Казалось бы, такой идеальный критерий как благополучие граждан, реализация их прав и свобод, ВВП на душу населения, социальная система, демократические институты – все это создает привлекательность тем странам, которые эту задачу решили. Но этот набор не всегда может служить моделью для подражания тем, кто этих задач еще не решил. Другими словами, утверждая, что у вас в стране замечательная жизнь, вы скорее стимулируете прилив миграции к вам, нежели желание вам подражать. Но помогая другим решать их домашние проблемы в их доме, вы тем самым создаете союзников, то есть влияете на выбор других стран и народов, а не на выбор отдельных людей, которые переезжают из страны в страну. Другими словами, то, что предлагают миру преуспевшие государства, напоминает известную фразу Марии-Антуанетты: «Если у них нет хлеба– пусть едят пирожные». Однако, по Сэмюэлу Хантингтону, бедность – это одно из главных препятствий демократического развития.
Дело в том, что технологии по преодолению бедности никто не экспортирует, поскольку конкуренты никому не нужны. И «азиатские драконы», которые пришли, в конечно итоге, к совершенно нормальным, на мой взгляд, политическим системам, многого добились, сделав ставку на экономический рывок, а не на экспорт или импорт ценностей, который вряд ли привел бы их к такому же положительному результату.
Если говорить об уникальной истории Европы, самого успешного континента или части света, то цивилизационный отрыв, длительная эксплуатация колоний, преимущества от известных мировых диспропорций в финансах, ресурсах, доминирование в мировых СМИ – весь этот опыт, на мой взгляд, просто взять и начать экспортировать в далекие слабые страны – просто невозможно. Если бы от такого копирования был быстрый эффект, его бы уже давно применяли повсюду.
Любопытно то, что абитуриенты– те, кто пытается присоединиться к объединенной Европе, в первую очередь перенимают не ценности и институты, а стремятся обрести членство в Евросоюзе, то есть приобщиться не идейно, а организационно. И в конечном итоге – материально, финансово, социально.

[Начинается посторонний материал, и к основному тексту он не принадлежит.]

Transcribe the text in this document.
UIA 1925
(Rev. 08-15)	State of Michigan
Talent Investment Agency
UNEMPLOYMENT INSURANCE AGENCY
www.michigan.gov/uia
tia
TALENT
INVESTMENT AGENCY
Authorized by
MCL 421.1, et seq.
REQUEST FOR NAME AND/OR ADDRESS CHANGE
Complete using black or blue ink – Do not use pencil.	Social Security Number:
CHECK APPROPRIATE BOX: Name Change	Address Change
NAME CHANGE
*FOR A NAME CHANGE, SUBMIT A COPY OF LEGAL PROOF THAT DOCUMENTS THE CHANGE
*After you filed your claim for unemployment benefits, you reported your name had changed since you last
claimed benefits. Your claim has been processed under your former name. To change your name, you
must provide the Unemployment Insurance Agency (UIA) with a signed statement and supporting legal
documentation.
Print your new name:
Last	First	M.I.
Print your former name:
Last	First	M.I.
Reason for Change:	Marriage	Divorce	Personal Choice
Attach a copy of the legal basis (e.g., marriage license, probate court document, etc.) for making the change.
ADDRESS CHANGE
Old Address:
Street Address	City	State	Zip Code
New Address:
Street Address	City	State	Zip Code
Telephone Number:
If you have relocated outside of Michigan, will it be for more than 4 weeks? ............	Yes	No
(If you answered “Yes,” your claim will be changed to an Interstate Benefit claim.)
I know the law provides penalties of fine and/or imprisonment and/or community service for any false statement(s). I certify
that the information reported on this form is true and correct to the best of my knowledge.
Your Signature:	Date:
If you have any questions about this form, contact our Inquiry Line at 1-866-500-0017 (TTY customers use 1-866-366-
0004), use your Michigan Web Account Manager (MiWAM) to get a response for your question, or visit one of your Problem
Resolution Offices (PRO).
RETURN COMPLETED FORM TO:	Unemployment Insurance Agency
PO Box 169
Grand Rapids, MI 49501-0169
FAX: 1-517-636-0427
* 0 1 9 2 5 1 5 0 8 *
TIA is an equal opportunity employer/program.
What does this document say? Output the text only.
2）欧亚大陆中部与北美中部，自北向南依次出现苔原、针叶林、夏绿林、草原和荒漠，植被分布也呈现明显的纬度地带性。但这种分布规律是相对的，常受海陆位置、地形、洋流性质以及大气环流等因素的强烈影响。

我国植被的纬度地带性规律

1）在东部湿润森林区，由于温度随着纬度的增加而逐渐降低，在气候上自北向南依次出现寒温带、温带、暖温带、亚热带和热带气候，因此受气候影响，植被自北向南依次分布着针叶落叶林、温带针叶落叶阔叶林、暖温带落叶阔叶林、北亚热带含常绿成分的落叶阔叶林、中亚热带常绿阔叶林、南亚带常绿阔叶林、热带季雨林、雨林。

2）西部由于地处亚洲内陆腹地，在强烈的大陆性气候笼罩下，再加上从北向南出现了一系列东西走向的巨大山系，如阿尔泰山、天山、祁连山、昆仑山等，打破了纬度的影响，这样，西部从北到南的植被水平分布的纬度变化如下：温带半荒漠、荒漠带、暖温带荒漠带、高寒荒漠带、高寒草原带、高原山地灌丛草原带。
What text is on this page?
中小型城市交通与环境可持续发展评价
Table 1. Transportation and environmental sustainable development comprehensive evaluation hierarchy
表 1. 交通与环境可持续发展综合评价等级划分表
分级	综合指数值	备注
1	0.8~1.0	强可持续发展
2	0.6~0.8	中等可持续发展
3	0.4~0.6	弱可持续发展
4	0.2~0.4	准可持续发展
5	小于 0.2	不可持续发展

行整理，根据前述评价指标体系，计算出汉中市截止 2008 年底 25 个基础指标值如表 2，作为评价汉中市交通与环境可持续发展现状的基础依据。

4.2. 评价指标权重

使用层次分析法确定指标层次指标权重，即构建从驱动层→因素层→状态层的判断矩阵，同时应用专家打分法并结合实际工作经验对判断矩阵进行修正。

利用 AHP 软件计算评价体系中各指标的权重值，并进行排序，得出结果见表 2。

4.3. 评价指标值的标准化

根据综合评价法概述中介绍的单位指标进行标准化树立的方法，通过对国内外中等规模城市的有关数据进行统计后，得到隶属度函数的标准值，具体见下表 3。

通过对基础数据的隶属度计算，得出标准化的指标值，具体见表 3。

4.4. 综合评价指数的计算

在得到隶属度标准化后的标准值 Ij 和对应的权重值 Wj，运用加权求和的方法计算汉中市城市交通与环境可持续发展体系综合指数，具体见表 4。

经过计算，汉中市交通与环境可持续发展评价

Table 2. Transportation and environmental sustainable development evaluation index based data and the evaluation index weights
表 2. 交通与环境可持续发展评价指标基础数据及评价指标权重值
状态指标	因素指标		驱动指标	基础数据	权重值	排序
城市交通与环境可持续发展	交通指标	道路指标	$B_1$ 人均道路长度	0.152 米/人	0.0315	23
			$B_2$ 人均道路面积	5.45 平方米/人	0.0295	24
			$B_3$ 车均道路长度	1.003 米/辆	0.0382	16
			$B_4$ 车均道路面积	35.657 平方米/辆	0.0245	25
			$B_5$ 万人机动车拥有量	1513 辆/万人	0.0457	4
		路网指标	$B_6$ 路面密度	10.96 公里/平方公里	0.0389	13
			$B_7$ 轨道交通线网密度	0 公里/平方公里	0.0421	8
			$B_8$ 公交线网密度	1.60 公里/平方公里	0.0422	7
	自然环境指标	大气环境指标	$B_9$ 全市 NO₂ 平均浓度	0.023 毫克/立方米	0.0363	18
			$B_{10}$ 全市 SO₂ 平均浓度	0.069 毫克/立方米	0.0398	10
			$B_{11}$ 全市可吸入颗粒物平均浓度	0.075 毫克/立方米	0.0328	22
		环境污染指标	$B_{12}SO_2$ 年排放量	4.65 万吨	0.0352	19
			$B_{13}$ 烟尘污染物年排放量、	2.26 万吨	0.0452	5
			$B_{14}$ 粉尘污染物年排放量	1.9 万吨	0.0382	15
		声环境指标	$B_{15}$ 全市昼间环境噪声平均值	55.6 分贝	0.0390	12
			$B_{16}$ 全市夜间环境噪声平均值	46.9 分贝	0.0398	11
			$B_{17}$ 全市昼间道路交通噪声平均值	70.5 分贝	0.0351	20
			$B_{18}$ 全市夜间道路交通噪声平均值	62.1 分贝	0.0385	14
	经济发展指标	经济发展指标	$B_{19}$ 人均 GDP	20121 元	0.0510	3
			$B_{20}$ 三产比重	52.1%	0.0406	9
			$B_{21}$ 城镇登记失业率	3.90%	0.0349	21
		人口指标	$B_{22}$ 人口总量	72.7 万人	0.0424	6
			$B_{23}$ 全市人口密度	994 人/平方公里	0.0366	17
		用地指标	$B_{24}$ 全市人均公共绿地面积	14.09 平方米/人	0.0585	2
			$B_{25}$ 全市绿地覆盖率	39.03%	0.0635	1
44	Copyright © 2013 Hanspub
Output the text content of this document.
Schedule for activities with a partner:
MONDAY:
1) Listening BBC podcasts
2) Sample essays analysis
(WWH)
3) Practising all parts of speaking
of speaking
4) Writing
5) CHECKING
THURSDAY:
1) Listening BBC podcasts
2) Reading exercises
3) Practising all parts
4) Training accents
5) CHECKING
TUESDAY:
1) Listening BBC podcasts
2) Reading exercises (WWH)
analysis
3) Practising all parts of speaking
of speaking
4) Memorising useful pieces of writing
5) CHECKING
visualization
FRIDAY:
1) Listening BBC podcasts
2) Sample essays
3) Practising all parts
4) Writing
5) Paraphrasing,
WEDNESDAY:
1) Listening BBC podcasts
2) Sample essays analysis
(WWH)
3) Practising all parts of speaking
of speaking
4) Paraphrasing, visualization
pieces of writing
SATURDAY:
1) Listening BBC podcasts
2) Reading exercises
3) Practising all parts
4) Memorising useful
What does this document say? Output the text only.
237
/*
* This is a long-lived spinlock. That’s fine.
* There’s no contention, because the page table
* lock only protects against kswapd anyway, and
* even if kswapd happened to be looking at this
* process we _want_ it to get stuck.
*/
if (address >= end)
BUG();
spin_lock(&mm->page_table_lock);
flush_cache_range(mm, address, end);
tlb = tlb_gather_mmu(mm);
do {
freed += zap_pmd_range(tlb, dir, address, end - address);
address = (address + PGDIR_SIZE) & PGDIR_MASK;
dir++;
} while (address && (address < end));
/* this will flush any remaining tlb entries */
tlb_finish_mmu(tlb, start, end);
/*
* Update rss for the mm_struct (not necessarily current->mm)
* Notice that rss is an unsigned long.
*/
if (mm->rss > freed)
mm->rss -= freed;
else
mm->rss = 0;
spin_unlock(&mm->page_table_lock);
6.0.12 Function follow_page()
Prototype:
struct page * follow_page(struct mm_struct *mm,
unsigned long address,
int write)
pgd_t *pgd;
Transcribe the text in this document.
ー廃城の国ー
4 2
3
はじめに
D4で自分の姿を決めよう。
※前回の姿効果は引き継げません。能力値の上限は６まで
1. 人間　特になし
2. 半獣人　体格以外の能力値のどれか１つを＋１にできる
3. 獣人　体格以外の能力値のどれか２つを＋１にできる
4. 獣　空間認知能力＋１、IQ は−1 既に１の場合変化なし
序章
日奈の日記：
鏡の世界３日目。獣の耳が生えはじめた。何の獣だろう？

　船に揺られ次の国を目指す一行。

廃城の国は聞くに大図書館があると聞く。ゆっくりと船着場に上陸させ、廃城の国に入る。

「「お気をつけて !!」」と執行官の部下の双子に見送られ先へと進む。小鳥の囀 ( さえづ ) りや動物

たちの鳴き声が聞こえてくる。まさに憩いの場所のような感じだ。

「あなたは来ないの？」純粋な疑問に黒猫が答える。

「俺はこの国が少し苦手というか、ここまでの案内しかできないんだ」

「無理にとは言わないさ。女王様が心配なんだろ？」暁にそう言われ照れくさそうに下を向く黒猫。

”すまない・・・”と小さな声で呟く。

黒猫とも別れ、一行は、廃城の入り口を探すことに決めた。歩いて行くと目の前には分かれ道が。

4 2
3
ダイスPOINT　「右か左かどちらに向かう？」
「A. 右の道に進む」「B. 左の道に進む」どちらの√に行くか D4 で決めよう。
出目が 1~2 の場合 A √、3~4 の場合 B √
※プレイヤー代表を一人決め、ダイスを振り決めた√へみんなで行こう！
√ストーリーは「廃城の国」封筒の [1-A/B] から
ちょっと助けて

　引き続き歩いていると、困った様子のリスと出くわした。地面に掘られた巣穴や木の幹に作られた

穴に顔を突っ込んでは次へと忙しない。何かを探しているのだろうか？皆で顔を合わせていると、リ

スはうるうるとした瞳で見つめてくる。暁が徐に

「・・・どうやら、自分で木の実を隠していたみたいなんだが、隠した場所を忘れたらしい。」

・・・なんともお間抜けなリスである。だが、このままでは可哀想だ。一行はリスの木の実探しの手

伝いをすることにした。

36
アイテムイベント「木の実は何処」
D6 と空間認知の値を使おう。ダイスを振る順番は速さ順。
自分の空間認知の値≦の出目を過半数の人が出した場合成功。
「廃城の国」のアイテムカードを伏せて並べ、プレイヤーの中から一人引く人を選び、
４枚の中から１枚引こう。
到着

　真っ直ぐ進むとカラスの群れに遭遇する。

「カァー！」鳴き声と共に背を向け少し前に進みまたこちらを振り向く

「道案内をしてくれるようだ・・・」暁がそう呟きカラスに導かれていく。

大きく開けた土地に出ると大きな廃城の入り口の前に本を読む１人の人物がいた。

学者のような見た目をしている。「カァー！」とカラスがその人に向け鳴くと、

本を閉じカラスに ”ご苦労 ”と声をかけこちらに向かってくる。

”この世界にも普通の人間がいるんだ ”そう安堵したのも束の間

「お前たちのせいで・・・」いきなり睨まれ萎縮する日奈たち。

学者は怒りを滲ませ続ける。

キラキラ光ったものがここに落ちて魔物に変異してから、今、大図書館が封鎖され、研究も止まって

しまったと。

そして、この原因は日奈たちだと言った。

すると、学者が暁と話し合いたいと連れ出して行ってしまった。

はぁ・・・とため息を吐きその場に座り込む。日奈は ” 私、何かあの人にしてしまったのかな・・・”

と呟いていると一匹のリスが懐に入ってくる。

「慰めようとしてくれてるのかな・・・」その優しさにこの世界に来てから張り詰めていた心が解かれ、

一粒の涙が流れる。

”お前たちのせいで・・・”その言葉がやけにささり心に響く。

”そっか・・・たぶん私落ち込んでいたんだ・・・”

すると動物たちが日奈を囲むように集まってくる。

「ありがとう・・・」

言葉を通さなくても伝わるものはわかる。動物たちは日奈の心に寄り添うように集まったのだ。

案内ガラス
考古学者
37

Россию сегодня по многим показателям дискриминируют и дискредитируют. Думаю, не потому, что наша страна столь уж плохо устроена изнутри. Стран с не идеальными системами в мире вполне достаточно. И тот же Китай, и та же Саудовская Аравия. Просто Россия предлагает альтернативные модели развития. А суть этих проектов состоит не в том, чтобы предлагать или навязывать партнерам «Делай, как я» или «Будь, как я». По-российски – это «Делай со мной». Речь не о далеких идеалах, а о реалистичной модели решения. Мы хотим давать партнерам не рыбу, но удочку.